CSC/ECE 517 Fall 2011/ch3 3h rr

3h. Primitive objects. At the beginning of Lecture 11, we discovered that Fixnums and Bignums are handled differently behind the scenes in Ruby. Other languages, like Java, have made similar distinctions. By contrast, languages such as C# and Eiffel try to hide these implementation differences from users. Answer two questions: (1) How have different o-o languages implemented primitive objects? E.g., how are they represented in memory, how are they tested for, do comparisons do anything different than for class objects, etc. (2) What are the advantages and disadvantages of treating primitives differently from class objects in source code?

Introduction Programming languages, whether statically or dynamically typed, have support for certain in-built data types. These data types are the basic representation of information in programs and have certain fixed attributes for a specific language. Statically typed languages such as C++, Java, Perl etc. support primitive data types, whereas with dynamically typed languages such as Ruby, Smalltalk, Lisp etc. they are actually in the form of primitive objects. These primitive types are used to store the basic types of information that a computer can store and manipulate, and can also be used as building blocks for creating more complex data types. The primitive types commonly included in most programming languages are:

Boolean Character Integer Floating-point number Fixed-point number Reference

Boolean A Boolean is a primitive data type used to store one of two logical types: true or false. Boolean data types are most commonly used as input paramters to a conditional statement (such as an ‘if’ statement), or as the output of a comparison between two comparable data types. Booleans can be implemented in languages as either a discrete logical type, or implicitly as a numerical type. In many languages, booleans can be implicitly converted to and from integer types.

Character A character is a data type that represents an element of a written language, such as a letter, number, or symbol. A character can also represent a control character, such as a carriage return or newline, which does not have a written meaning but controls how other characters are stored or displayed. Characters are commonly stored as integers, and encoded using a character map.

Integer An integer is a data type that represents one element of a finite subset of mathematical integers. Integer, or Integral, data types can be either unsigned (able to store only positive whole numbers) or signed (able to store either positive or negative whole numbers). The range of values that can be represented by an integer depends on the number of bits used to store the integer, whether or not it is a signed integer, and the encoding scheme (if it is signed). Typically, an integer has a minimum and maximum value, and can store any integer in the range between those values. The minimum value for unsigned integers is typically 0, and the maximum value is typically determined by the amount of memory used to store the integer. For example, a un unsigned 8-bit number can store 2^8 (or 256) possible integral values; and would typically store any value from 0 to 255. More generally, an n-bit unsigned integer can store from 0 to (2^n)-1. For signed integers, modern computers use the Two’s Complement encoding scheme. This allows for a range of −2^(n−1) through 2^(n−1)−1. For example, an 8-bit signed integer could store any whole number in the range from -128 through +127.

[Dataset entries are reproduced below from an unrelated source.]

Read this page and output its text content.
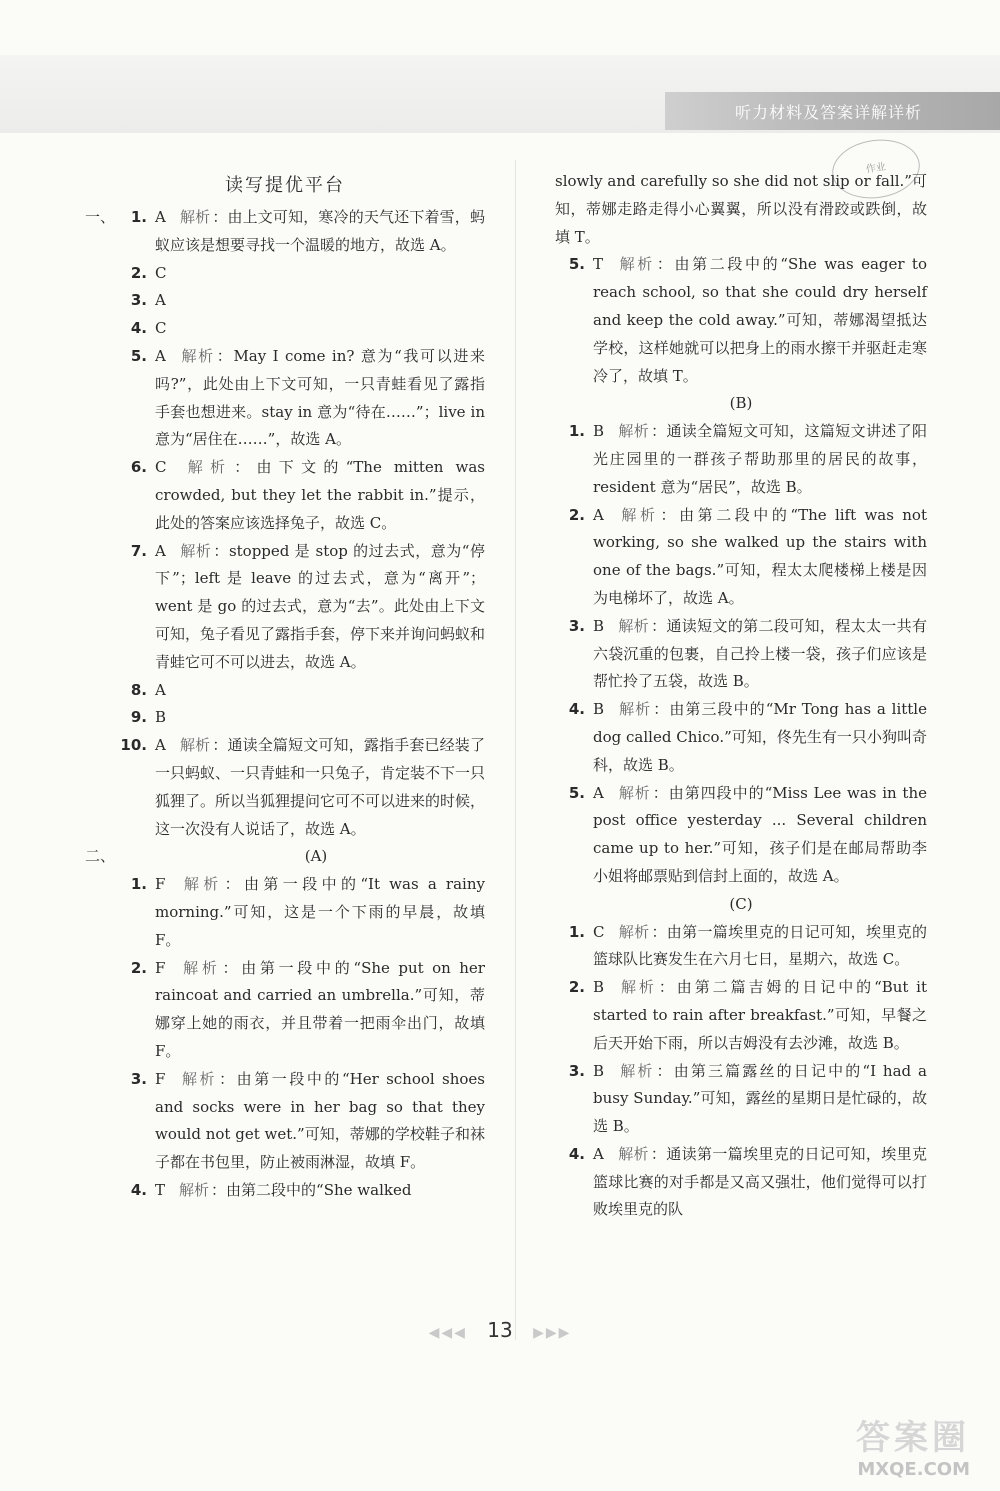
听力材料及答案详解详析
作业
读写提优平台
一、	1. A 解析 ：由上文可知，寒冷的天气还下着雪，蚂蚁应该是想要寻找一个温暖的地方，故选 A。
2. C
3. A
4. C
5. A 解析 ：May I come in? 意为“我可以进来吗?”，此处由上下文可知，一只青蛙看见了露指手套也想进来。stay in 意为“待在……”；live in 意为“居住在……”，故选 A。
6. C 解析 ：由下文的“The mitten was crowded, but they let the rabbit in.”提示，此处的答案应该选择兔子，故选 C。
7. A 解析 ：stopped 是 stop 的过去式，意为“停下”；left 是 leave 的过去式，意为“离开”；went 是 go 的过去式，意为“去”。此处由上下文可知，兔子看见了露指手套，停下来并询问蚂蚁和青蛙它可不可以进去，故选 A。
8. A
9. B
10. A 解析 ：通读全篇短文可知，露指手套已经装了一只蚂蚁、一只青蛙和一只兔子，肯定装不下一只狐狸了。所以当狐狸提问它可不可以进来的时候，这一次没有人说话了，故选 A。
二、	(A)
1. F 解析 ：由第一段中的“It was a rainy morning.”可知，这是一个下雨的早晨，故填 F。
2. F 解析 ：由第一段中的“She put on her raincoat and carried an umbrella.”可知，蒂娜穿上她的雨衣，并且带着一把雨伞出门，故填 F。
3. F 解析 ：由第一段中的“Her school shoes and socks were in her bag so that they would not get wet.”可知，蒂娜的学校鞋子和袜子都在书包里，防止被雨淋湿，故填 F。
4. T 解析 ：由第二段中的“She walked
slowly and carefully so she did not slip or fall.”可知，蒂娜走路走得小心翼翼，所以没有滑跤或跌倒，故填 T。
5. T 解析 ：由第二段中的“She was eager to reach school, so that she could dry herself and keep the cold away.”可知，蒂娜渴望抵达学校，这样她就可以把身上的雨水擦干并驱赶走寒冷了，故填 T。
(B)
1. B 解析 ：通读全篇短文可知，这篇短文讲述了阳光庄园里的一群孩子帮助那里的居民的故事，resident 意为“居民”，故选 B。
2. A 解析 ：由第二段中的“The lift was not working, so she walked up the stairs with one of the bags.”可知，程太太爬楼梯上楼是因为电梯坏了，故选 A。
3. B 解析 ：通读短文的第二段可知，程太太一共有六袋沉重的包裹，自己拎上楼一袋，孩子们应该是帮忙拎了五袋，故选 B。
4. B 解析 ：由第三段中的“Mr Tong has a little dog called Chico.”可知，佟先生有一只小狗叫奇科，故选 B。
5. A 解析 ：由第四段中的“Miss Lee was in the post office yesterday ... Several children came up to her.”可知，孩子们是在邮局帮助李小姐将邮票贴到信封上面的，故选 A。
(C)
1. C 解析 ：由第一篇埃里克的日记可知，埃里克的篮球队比赛发生在六月七日，星期六，故选 C。
2. B 解析 ：由第二篇吉姆的日记中的“But it started to rain after breakfast.”可知，早餐之后天开始下雨，所以吉姆没有去沙滩，故选 B。
3. B 解析 ：由第三篇露丝的日记中的“I had a busy Sunday.”可知，露丝的星期日是忙碌的，故选 B。
4. A 解析 ：通读第一篇埃里克的日记可知，埃里克篮球比赛的对手都是又高又强壮，他们觉得可以打败埃里克的队
◀◀◀ 13 ▶▶▶
答案圈
MXQE.COM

Floating-Point Number A floating point number is a data type used to represent real numbers in a large range with varying degrees of precision. In this representation, numbers are represented with a variable number of significant digits, and a variable number of exponential digits.

Fixed-Point number A fixed-point number is a data type used to represent real numbers. Fixed-point numbers are called fixed-point because they have a set number of digits before and after a decimal mark. In this regard, fixed-point numbers are represented as an integer, but are scaled by a predetermined factor.

Fixed-point numbers are commonly used in microprocessors that do not have a floating-point unit, or in systems in which computational efficiency is critical. Fixed-point numbers can be treated as integers by an arithmetic logic unit (ALU) and scaled after a result is obtained, which can significantly lower the amount of time needed for a processor to obtain the result for some algorithms.

Implementing algorithms using fixed-point arithmetic requires great care, because of the potential for information loss. Fixed-point arithmetic operations -- multiplication in particular, has the potential to cause overflow. Algorithms must be written with care to ensure that each term of an equation has a similar range and that the result will not cause an overflow.